Digitalisierung oder noch genauer die digitale Transformation ist eine große Herausforderung für etablierte Mittelstands- und Industrieunternehmen. Meist sind Digitalisierungsprojekte sehr komplexe, interdisziplinäre und die Fachabteilung übergreifende Change-Projekte, mit drastischen Änderungen von neuen Geschäftsmodellen oder Entstehung neuer Geschäftsmodelle bis hin zur Bildung von „internen Startups“. Bei diesen Herausforderungen, Veränderungen und großen Auswirkungen ist es nicht verwunderlich, dass sehr viele Digitalisierungsprojekte scheitern oder stark über dem ursprünglichen Budget fertiggestellt werden. Unternehmen die erfolgreich eine digitale Transformation durchlaufen haben, setzten oft die selben Methoden ein. Die 5 wichtigsten Methoden beschreibt dieser Artikel.

Die 5 wichtigsten Methoden für die digitale Transformation

  1. Lean-Startup
  2. Design-Thinking
  3. Agile Entwicklung
  4. Growth-Hacking
  5. Change-Management

1. Lean-Startup

Oft verhindern interne gewachsene Strukturen eines großen etablierten Unternehmens, dass Innovationen entstehen und wachsen können. Das Risiko neue unausgereifte Produkte und Dienstleistungen anzubieten und dabei einen Change-Prozess im Unternehmen einzuleiten wiegt meist sehr stark und interne Entscheider wollen dieses Risiko nicht eingehen.
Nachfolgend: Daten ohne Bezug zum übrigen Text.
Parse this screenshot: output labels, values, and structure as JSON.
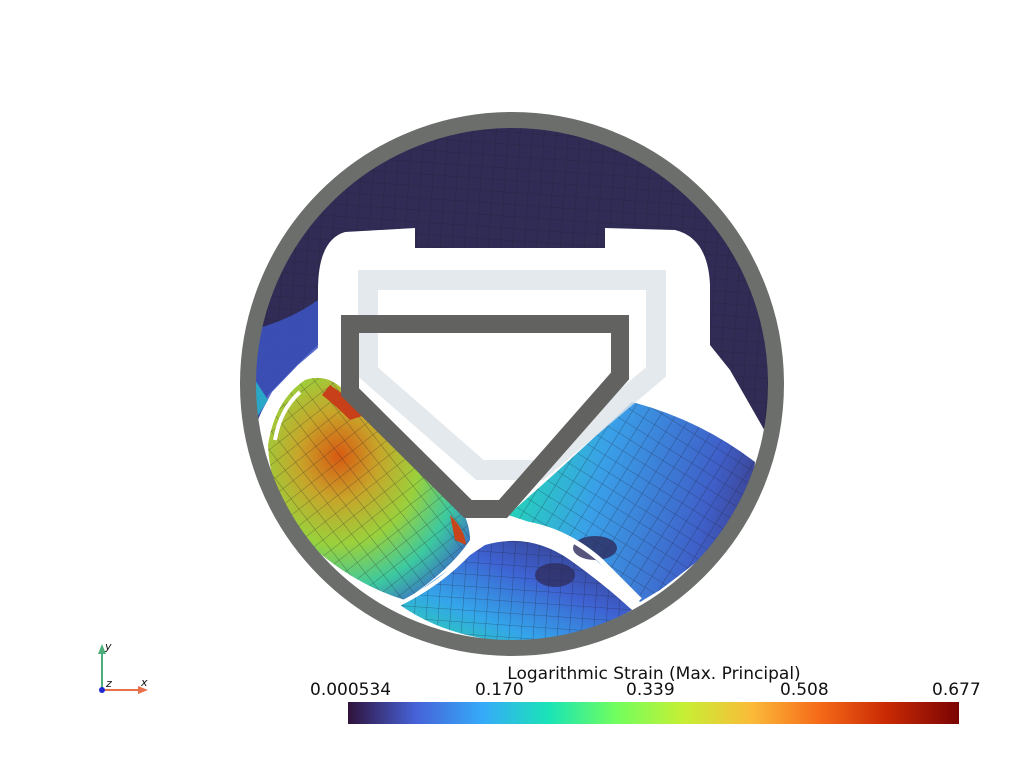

Der Lean-Startup Ansatz adressiert genau diese Probleme und etabliert eine Kultur des Experimentierens in der auch Fehler gemacht werden dürfen aus denen man lernen kann. Der Ansatz versteht sich als eine Mischung aus unterschiedlichen Methoden wie:

  • Lean Manufacturing
  • Design Thinking
  • Customer Development
  • Agile Entwicklung

Lean-Startup ist dabei nicht rein als Methode zu sehen. Es versteht sich viel mehr als Philosophie, Managementansatz und Prozess. Es etabliert eine Kultur und eine Philosophie, in der Fehler als Lernerfahrung gesehen werden. Dadurch werden gewohnte Fehler-Vermeidungsstrategien eliminiert und das Startup innerhalb des Konzerns kann Innovationen generieren und neue digitale Produkte und Dienstleistungen gestalten. Der Lean-Startup-Ansatz setzt dabei Design Thinking ein um neue Innovationen zu generieren. Aspekte aus dem Lean Manufacturing und dem Customer Development helfen dabei mit wissenschaftlich fundierten Build Measure Learn Zyklen Kennzahlen automatisiert zu messen und zu Optimieren und so Produkte zu schaffen die einen sehr hohen Market-Fit haben – also von den Kunden gerne gekauft werden. Methoden der agilen Softwareentwicklung Helfen beim Lean-Startup Ansatz Innovationen dann schnell und sicher Produktreif zu machen.

2. Design-Thinking

design-thinking

Design-Thinking wird von vielen Unternehmen verwendet um neue revolutionäre Ideen zu generieren. Als Teil des Lean-Startup Ansatzes ist es unmittelbar als Methode der Digitalisierung etabliert. Der Design-Thinking-Prozess bildet dabei einen Lernprozess ab, bei dem der Anwender (User) im Mittelpunkt steht. Ein interdisziplinäres Team aus Fachexperten aus allen Bereichen des Unternehmens versucht gemeinsam Fragestellungen zu entwickeln, die die Bedürfnisse und Motivationen der Anwender berücksichtigen. Der Design-Thinking-Prozess bildet somit den Arbeitsprozess eines Designers ab, der aus den Arbeitsschritten Verstehen, Beobachten, Ideen finden, Prototypen erstellen, Ausführen und Lernen besteht.  Unternehmen setzten Design-Thinking als in sehr frühen Phase der digitalen Transformation ein um Ideen für neue digitale Geschäftsmodelle zu generieren. Durch die Anwenderzentriertheit wird die Gruppe an Fachexperten zum „Out of the Box“-Denken angeregt und vermindert das Risiko Ideen für Produkten und Dienstleistungen zu generieren die später keinen Abnehmer finden.

3. Agile Entwicklung

Scrum - Optimiert

Digitale Produkte und Services sind die Zukunft. Es wird kaum ein Unternehmen mehr existieren können, welches nicht in irgendeiner Art und Weise Software und digitale Tools verwendet. Software weißt dabei Eigenschaften auf, die klassische Produkte oft nicht haben. Software ist modular, flexibel und erweiterbar. In der Softwareentwicklung ist praktisch alles möglich und umsetzbar, der Phantasie sind keine Grenzen gesetzt; es ist daher sehr schwierig ein „fertig“ zu definieren. Die Komplexität und Kompliziertheit von Software macht die Umsetzung außerdem schwierig und schwer planbar. Um diese Themen zu adressieren, werden im modernen Softwareprojektmanagement agile Umsetzungsmethoden und -Frameworks wie Scrum verwendet.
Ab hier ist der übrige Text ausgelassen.